Lord Max Ralph Percy (born 26 May 1990) is a British aristocrat, investment analyst and landowner. He is the younger son of Ralph Percy, 12th Duke of Northumberland.

== Early life and family ==
Percy was born on 26 May 1990 to the then Lord Ralph Percy and his wife, Jane Richard. In 1995, his father succeeded his childless brother as 12th Duke of Northumberland. Percy's mother, the Duchess of Northumberland, was appointed Lord Lieutenant of Northumberland in 2009. Percy lived at a farmhouse in Northumberland until his father became the duke, when the family moved to Alnwick Castle, Northumberland and Syon House, West London. He is the younger brother of Lady Catherine Percy, George, Earl Percy, and Lady Melissa Trafelet.
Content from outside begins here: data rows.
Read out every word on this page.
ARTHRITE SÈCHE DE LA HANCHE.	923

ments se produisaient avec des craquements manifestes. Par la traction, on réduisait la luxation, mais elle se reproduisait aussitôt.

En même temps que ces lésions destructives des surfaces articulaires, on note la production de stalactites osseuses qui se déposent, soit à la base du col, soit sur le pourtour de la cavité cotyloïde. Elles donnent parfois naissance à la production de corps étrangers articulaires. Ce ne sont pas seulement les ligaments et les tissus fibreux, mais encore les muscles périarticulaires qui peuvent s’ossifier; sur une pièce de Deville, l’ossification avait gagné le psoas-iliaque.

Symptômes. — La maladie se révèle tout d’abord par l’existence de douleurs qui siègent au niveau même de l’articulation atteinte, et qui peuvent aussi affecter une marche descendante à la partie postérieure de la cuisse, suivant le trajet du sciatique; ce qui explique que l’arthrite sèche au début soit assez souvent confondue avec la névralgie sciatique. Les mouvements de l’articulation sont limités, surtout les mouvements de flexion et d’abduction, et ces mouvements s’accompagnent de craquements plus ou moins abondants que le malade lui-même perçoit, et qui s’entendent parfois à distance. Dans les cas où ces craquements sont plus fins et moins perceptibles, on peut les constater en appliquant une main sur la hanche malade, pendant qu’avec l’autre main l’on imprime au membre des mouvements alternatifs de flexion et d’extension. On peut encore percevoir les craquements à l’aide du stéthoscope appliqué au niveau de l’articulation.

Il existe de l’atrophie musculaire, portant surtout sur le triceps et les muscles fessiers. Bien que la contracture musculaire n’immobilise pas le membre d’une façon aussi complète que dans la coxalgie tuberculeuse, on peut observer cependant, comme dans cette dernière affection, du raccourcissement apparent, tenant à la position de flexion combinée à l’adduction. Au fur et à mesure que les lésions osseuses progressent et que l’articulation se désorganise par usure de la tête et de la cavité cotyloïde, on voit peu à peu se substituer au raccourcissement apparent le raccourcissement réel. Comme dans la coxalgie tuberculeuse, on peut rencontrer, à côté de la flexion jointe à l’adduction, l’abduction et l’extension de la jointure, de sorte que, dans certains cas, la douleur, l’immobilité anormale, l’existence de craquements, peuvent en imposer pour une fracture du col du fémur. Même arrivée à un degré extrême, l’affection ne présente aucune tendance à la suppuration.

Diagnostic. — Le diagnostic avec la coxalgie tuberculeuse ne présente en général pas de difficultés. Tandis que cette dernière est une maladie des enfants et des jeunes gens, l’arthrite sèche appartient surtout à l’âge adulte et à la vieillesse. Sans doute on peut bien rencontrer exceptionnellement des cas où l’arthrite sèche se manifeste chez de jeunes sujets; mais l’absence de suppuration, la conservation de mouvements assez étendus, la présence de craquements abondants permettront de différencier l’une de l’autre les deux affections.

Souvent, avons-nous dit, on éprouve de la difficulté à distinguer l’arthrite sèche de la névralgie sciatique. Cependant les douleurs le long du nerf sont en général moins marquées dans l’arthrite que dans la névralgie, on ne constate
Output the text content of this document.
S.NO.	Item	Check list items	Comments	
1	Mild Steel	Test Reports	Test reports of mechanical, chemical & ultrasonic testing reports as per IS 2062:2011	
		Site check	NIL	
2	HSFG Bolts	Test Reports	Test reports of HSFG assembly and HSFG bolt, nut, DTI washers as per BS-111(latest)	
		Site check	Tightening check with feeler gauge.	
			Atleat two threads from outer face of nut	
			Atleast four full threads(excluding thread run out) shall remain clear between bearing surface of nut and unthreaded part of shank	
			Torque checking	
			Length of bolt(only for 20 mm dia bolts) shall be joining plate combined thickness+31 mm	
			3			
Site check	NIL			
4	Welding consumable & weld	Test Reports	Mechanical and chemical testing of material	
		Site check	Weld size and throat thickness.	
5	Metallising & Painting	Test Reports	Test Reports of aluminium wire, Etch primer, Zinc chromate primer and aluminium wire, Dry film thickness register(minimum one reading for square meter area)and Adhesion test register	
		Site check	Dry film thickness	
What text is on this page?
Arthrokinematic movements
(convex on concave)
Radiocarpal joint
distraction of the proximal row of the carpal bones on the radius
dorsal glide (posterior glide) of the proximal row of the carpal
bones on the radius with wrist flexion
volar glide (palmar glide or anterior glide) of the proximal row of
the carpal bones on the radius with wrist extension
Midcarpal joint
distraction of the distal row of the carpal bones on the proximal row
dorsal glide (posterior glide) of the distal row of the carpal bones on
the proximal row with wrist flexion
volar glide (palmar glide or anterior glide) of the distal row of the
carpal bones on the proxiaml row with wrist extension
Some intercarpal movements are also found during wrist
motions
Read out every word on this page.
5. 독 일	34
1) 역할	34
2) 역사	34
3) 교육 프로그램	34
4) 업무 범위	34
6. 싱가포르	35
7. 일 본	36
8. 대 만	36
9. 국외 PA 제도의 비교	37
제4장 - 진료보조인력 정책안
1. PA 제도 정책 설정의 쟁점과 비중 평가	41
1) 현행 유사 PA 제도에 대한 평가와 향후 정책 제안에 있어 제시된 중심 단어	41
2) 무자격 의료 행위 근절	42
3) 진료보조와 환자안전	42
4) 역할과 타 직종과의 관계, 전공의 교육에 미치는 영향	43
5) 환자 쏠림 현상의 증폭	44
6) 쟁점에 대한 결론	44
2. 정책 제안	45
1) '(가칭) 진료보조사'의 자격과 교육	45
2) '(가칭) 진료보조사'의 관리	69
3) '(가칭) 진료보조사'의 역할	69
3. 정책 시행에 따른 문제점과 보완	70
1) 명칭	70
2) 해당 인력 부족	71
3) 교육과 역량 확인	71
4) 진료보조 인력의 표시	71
Percy attended Eton College from 2003 to 2008 and earned a business degree from the University of Edinburgh in 2013.

== Sale of Rothbury ==
In July 2023, Percy listed Rothbury, his 9,500-acre Northumberland estate, for sale at £35 million. It is the largest landsale to take place in England in three decades. The estate has been in the Percy family since 1332; prior to that it belonged to the English monarch. It includes twenty-three residential properties, the Crown and Thistle Pub in Alwinton, twelve farms, a caravan site, a river for trout and salmon fishing, 1,800 acres of woodland and the Simonside Hills. The rent from the estate's farms brings in an annual income of £283,000 a year.

Percy's decision to sell Rothbury was met with protest by some residents of the estate, who argue that it should be given "back to the people". Steven Bridgett, a member of the Northumberland County Council, criticized the proposed sale claiming he feared the land would be bought by someone with "more money than sense" and voiced concern that the land would be sold off to international corporations.

== Personal life ==
On 15 July 2017, he married Princess Nora of Oettingen-Spielberg, daughter of Albrecht Ernst, 10th Prince of Oettingen-Spielberg, in a religious ceremony at Schloss Hirschbrunn in Bavaria. They have two children: Romy Jane Percy, who was born on 31 July 2019 in Munich, and another daughter, who was born in December 2022.

He is close to the British royal family and attended the wedding of Prince William of Wales and Catherine Middleton in 2011 and the wedding of Princess Eugenie of York and Jack Brooksbank in 2018.